Eine Obduktion erfolgte nicht. Die Klägerin verlangte 2.000 Euro Schmerzensgeld und ca. 4.550 Euro Beerdigungskosten. Außerdem verlangte sie Unterhalt für sich und die 1997 und 2002 geborenen Kinder der Eheleute in Höhe von monatlichen mindestens 5.000 Euro. Die Klägerin begründete ihre Forderung mit einer fehlerhaften Behandlung ihres Ehemannes im Krankenhaus der Beklagten.
Die erste Instanz
Keine Beweislastumkehr bei Missachtung ärztlichen Rates? Das Landgericht Arnsberg hat der Klage mit Urteil vom 11.04.2017 – 5 O 34/15 L – stattgegeben und eine Beweislastumkehr trotz Missachtung ärztlicher Empfehlungen durch die Klägerin angenommen.
Keine Beweislastumkehr bei Missachtung ärztlichen Rates? Dazu das OLG Hamm:
Die erstinstanzliche Entscheidung des Landgerichts Arnsberg, Urt. v. 11.04.2017 – 5 O 34/15 L – hat das OLG Hamm abgeändert und die Klage abgewiesen. Und zwar könnten im vorliegenden Fall gegen die Beklagte weder vertragliche Ansprüche aus dem Behandlungsvertrag gemäß §§ 611, 280 Abs. 1, 278, 249, 253 Abs. 2 BGB noch deliktische Ansprüche gemäß §§ 823 Abs. 1, 831, 249, 253 Abs. 2 BGB bejaht werden.

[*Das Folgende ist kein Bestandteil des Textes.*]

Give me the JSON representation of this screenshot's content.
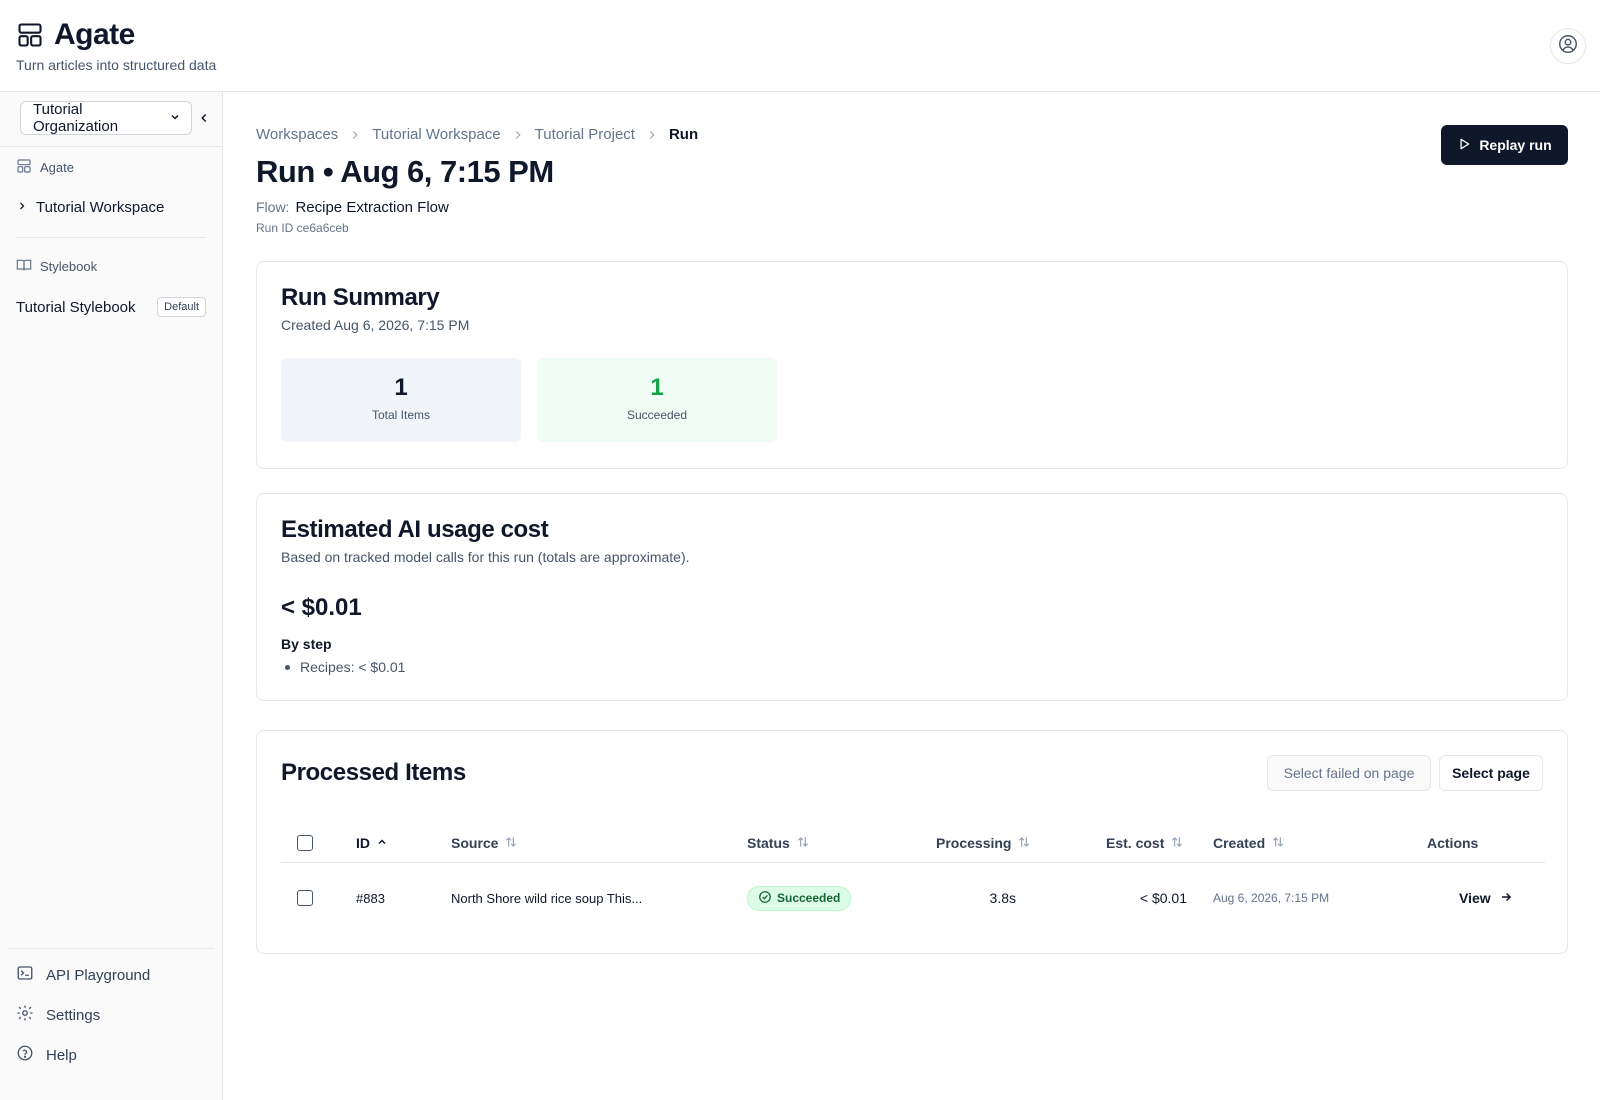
{
  "header": {
    "app_name": "Agate",
    "tagline": "Turn articles into structured data",
    "icons": {
      "logo": "layout-icon",
      "user": "user-circle-icon"
    }
  },
  "sidebar": {
    "org_select": {
      "value": "Tutorial Organization"
    },
    "sections": {
      "agate_label": "Agate",
      "stylebook_label": "Stylebook"
    },
    "workspace_item": "Tutorial Workspace",
    "stylebook_item": "Tutorial Stylebook",
    "stylebook_badge": "Default",
    "bottom": {
      "api": "API Playground",
      "settings": "Settings",
      "help": "Help"
    }
  },
  "breadcrumb": {
    "items": [
      "Workspaces",
      "Tutorial Workspace",
      "Tutorial Project"
    ],
    "current": "Run"
  },
  "page": {
    "title": "Run • Aug 6, 7:15 PM",
    "flow_label": "Flow:",
    "flow_name": "Recipe Extraction Flow",
    "run_id": "Run ID ce6a6ceb",
    "replay_label": "Replay run"
  },
  "summary": {
    "title": "Run Summary",
    "created": "Created Aug 6, 2026, 7:15 PM",
    "stats": [
      {
        "value": "1",
        "label": "Total Items",
        "color": "#0f172a",
        "bg": "#f1f5f9"
      },
      {
        "value": "1",
        "label": "Succeeded",
        "color": "#16a34a",
        "bg": "#f0fdf4"
      }
    ]
  },
  "cost": {
    "title": "Estimated AI usage cost",
    "subtitle": "Based on tracked model calls for this run (totals are approximate).",
    "total": "< $0.01",
    "by_step_label": "By step",
    "steps": [
      "Recipes: < $0.01"
    ]
  },
  "items": {
    "title": "Processed Items",
    "select_failed_label": "Select failed on page",
    "select_page_label": "Select page",
    "columns": {
      "id": "ID",
      "source": "Source",
      "status": "Status",
      "processing": "Processing",
      "cost": "Est. cost",
      "created": "Created",
      "actions": "Actions"
    },
    "rows": [
      {
        "id": "#883",
        "source": "North Shore wild rice soup This...",
        "status": "Succeeded",
        "processing": "3.8s",
        "cost": "< $0.01",
        "created": "Aug 6, 2026, 7:15 PM",
        "action": "View"
      }
    ]
  }
}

Keine Beweislastumkehr bei Missachtung ärztlichen Rates? Der Klägerin kommt nach Auffassung des Oberlandesgerichts aufgrund des ganz erheblichen Mitverschuldens ihres verstorbenen Ehemanns keine Beweislastumkehr zugute. Sie könne deswegen nicht nachweisen, dass ihr Ehemann infolge festzustellender Behandlungsfehler im Krankenhaus der Beklagten an einer Herzerkrankung verstorben sei.
Grober Behandlungsfehler
Die Anhörung des medizinischen Sachverständigen habe grundsätzlich mehrere, jedenfalls in ihrer Gesamtheit auch als grob zu bewertende Behandlungsfehler bei der Aufnahme und weiteren Behandlung des Verstorbenen im dem Krankenhaus ergeben. Der Ehemann habe einen erhöhten Cholesterinwert gehabt. Das Krankenhaus habe nach der zugrunde zu legenden Dokumentation des Krankenhauses im Rahmen der Anamnese versäumt, bei ihm das Rauchverhalten und den genauen Zeitpunkt, zu dem der Patient zum zweiten Mal Thorax-Schmerzen verspürt habe, zu erfragen. Dabei habe das Krankenhaus den Patienten fälschlicherweise nicht als Risikopatienten eingestuft und die Behandlung nicht darauf ausgerichtet. Neben einer Reihe durchgeführter, gebotener Untersuchungen habe das Krankenahus es deswegen versäumt, einen zusätzlichen Blutwert (Troponinwert) zu bestimmen und ein weiteres EKG zu machen. Hinzu komme die versäumte Gabe eines blutverdünnenden, schmerzlindernden Arzneistoffes (ASS). Dessen Gabe entspreche bei bestehendem Verdacht auf eine akute koronare Herzerkrankung dem medizinischen Standard.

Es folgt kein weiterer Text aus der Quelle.